Biopsychosocial Medicine: An Integrated Approach to Understanding Illness6 is the product of a two-day conference held under the auspices of One Health—an organization that seeks to promote a system of healthcare based on this approach—and the Novartis Foundation. In his preface the convenor, Peter White tells us that his rationale for organizing the conference was a concern that medicine is travelling up a blind alley in its attempt to help patients improve their health and reduce their disability. ‘This blind alley is the biomedical approach...’ The twenty-eight participants, who represented psychiatry, medical history, general practice, epidemiology, and psychology, were asked to deliberate on whether the model is a luxury or a necessity, and a key reference point was George Engel's famous 1977 paper in which the term biopsychosocial medicine first appeared.7 But it was Engel's follow-on paper, looking at clinical applications of the model,8 that generated special passion among the contributors.8 So far as my own discipline is concerned, I confess to puzzlement about this whole enterprise: primary care, in its quest to deliver holistic patient-centred care, has long since embraced the biopsychosocial approach—as was indeed made clear at the conference.

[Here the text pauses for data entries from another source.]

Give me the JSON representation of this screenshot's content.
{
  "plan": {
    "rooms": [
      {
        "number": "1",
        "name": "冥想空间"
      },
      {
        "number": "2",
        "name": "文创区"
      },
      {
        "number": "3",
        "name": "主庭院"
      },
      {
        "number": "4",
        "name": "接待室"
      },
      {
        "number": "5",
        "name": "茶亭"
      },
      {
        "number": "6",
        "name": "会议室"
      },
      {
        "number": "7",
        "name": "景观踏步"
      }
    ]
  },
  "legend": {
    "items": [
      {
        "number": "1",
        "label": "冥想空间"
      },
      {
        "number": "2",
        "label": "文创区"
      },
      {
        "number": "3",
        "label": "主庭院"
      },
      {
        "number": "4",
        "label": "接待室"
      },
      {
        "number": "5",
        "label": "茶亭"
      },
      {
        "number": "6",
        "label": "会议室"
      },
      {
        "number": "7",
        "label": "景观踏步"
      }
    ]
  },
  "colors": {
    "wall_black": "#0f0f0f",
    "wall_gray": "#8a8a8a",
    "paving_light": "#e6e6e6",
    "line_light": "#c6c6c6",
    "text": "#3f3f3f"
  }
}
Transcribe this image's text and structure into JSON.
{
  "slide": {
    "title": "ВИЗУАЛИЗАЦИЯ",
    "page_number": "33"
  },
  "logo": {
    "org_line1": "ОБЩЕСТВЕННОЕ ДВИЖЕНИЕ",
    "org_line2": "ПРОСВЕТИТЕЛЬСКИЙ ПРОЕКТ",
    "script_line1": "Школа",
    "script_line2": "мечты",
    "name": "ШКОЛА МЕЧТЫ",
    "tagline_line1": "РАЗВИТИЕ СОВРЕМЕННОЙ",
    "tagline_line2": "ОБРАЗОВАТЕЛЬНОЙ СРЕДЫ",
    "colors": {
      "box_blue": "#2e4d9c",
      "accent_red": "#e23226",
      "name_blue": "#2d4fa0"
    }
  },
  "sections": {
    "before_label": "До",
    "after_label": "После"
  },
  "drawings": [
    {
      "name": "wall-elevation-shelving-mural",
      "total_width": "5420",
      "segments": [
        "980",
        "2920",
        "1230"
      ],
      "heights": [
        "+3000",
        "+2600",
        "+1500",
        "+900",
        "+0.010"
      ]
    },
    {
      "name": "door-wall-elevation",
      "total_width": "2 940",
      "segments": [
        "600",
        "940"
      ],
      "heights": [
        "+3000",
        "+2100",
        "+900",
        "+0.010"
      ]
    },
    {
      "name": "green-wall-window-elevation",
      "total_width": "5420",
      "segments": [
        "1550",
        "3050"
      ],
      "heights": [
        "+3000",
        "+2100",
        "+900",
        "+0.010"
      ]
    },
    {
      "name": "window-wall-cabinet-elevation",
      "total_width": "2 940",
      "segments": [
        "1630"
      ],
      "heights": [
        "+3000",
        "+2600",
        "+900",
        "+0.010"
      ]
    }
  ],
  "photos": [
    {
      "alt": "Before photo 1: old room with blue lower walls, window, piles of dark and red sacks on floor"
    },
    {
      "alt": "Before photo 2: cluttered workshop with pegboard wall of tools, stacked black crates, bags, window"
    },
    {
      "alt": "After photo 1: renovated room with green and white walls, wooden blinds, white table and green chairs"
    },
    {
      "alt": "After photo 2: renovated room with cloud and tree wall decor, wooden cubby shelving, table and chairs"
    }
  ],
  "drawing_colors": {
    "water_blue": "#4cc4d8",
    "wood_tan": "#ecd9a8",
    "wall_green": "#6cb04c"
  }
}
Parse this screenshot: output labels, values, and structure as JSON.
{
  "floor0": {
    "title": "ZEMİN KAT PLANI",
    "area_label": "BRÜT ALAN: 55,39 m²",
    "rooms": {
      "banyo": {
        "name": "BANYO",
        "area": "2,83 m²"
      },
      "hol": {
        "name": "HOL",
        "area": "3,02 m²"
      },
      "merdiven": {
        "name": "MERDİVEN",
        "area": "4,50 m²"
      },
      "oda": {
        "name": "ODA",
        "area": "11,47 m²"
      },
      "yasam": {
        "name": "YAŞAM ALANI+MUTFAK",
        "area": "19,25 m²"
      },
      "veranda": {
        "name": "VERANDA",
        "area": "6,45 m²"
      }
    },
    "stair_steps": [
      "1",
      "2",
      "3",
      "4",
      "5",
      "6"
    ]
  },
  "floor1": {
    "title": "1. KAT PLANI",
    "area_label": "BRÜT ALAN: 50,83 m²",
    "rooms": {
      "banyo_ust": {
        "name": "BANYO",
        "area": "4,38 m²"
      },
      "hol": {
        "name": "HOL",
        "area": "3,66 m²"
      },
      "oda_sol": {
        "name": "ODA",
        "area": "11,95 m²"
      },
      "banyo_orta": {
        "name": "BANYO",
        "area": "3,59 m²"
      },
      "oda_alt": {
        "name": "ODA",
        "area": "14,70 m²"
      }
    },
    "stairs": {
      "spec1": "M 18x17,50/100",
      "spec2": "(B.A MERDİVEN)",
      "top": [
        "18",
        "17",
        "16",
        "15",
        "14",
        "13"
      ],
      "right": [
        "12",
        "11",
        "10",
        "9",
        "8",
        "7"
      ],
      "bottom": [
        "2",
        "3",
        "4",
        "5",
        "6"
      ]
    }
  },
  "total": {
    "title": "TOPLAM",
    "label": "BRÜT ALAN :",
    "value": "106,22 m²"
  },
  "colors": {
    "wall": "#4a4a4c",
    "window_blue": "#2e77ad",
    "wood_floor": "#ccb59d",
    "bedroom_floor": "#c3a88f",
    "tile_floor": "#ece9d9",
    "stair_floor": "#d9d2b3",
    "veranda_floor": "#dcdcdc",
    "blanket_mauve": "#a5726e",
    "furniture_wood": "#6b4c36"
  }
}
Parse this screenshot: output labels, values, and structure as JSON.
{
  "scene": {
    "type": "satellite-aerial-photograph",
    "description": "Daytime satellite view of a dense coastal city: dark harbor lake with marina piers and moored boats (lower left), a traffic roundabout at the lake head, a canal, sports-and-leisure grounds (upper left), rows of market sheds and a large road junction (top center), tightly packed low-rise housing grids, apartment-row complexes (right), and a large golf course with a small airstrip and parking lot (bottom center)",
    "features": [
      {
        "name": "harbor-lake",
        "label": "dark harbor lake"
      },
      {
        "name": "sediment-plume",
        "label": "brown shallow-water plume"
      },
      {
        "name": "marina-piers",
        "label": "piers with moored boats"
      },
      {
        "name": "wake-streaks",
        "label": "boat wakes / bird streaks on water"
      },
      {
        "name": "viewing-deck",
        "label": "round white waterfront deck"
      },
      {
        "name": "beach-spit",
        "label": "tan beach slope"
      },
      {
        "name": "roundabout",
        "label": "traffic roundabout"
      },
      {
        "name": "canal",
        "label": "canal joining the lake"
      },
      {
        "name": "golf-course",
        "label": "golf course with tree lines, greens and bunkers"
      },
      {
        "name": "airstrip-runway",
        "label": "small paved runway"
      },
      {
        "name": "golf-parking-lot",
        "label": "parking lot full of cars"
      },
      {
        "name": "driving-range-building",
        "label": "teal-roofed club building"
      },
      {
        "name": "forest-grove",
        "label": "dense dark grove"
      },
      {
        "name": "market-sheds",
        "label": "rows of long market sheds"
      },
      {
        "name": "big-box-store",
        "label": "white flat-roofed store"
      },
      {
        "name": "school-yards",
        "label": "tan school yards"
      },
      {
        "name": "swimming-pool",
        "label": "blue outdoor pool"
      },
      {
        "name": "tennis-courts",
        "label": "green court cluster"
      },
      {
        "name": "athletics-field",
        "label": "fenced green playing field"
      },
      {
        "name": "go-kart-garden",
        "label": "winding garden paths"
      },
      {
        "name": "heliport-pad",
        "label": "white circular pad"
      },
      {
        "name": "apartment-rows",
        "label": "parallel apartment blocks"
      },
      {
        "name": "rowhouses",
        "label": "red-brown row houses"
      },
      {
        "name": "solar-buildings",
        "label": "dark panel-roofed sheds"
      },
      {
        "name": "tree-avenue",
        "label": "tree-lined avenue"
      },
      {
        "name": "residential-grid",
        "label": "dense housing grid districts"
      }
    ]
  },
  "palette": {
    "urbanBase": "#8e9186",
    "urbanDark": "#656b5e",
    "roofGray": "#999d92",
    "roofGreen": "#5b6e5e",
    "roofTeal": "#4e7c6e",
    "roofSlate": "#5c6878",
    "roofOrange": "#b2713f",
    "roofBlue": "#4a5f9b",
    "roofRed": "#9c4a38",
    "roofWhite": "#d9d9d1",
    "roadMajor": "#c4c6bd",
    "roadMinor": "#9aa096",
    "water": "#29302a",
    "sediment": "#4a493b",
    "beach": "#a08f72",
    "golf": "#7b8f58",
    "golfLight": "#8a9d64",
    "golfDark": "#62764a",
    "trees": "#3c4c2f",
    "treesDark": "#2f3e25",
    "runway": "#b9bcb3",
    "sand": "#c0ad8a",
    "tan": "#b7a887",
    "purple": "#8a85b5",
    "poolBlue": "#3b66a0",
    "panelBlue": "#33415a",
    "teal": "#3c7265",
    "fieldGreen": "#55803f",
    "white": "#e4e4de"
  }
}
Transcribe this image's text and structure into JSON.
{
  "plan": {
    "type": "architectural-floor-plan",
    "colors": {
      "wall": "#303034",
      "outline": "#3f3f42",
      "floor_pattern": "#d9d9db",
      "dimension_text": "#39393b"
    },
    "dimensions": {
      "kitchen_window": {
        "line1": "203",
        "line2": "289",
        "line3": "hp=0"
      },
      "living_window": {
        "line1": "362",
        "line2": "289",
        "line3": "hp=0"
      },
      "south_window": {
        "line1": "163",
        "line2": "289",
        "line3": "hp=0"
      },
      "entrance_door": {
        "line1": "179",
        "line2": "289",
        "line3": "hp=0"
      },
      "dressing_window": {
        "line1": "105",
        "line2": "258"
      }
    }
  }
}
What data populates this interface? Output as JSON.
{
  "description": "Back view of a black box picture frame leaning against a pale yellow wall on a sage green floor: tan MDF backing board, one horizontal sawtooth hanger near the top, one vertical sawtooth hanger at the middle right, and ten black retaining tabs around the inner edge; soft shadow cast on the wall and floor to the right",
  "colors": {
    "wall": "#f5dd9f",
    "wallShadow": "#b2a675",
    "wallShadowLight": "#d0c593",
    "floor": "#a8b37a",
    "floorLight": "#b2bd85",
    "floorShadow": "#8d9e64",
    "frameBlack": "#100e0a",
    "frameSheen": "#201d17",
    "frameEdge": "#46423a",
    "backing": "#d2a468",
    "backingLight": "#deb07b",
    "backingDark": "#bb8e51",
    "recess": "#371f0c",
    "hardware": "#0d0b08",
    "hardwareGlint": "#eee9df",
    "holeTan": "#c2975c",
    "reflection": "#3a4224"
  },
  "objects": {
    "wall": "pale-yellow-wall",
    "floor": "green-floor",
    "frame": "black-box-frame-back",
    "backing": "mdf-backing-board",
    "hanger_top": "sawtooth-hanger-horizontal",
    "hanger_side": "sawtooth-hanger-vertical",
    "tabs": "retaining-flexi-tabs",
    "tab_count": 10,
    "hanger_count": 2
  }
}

Among the many thoughtful contributions I would single out Edward Shorter's history of the biopsychosocial approach, including an account of Engel's personal metamorphosis from internist to psychoanalyst and then psychiatrist. Ultimately, Engel gained a joint appointment as both internist and psychiatrist, from which position he endeavoured to make bridges between the warring schools of psychiatry. Another is Michael Marmot's summary of the Whitehall studies on the influence of social position on health outcomes, in which he offers some ideas on possible biological mechanisms through which social and psychological factors may impact on molecular processes. Marmot's chapter, however, is closely followed by a warning from George Davey Smith against the too ready assumption that an association signifies cause and effect. To illustrate the pitfalls of confounding and bias he offers a striking set of ‘cautionary tales’. An example is the peptic ulcer story: such was the consensus that this condition was stress-induced that otherwise careful researchers overlooked important epidemiological and other evidence pointing to an infective causation. Whilst Davey Smith is undoubtedly right on the need to distinguish association from causation—something that Hippocrates famously failed to do—his second main conclusion is harder to accept. He contends that, in public-health terms, if a chain of causation could be broken—for example, by removing tobacco from the chain linking social class and lung cancer—the social and psychological factors would cease to be important. This is surely too simple an interpretation. Even if tobacco could be eliminated from the equation—which is very doubtful when we remember the US experience with alcohol prohibition—we could expect the tobacco habit to be replaced often by other forms of self-destructive behaviour.
How does Biopsychosocial Medicine move the subject on? Despite valiant attempts by Simon Wessely and Peter White to draw practical messages, I have to say not greatly.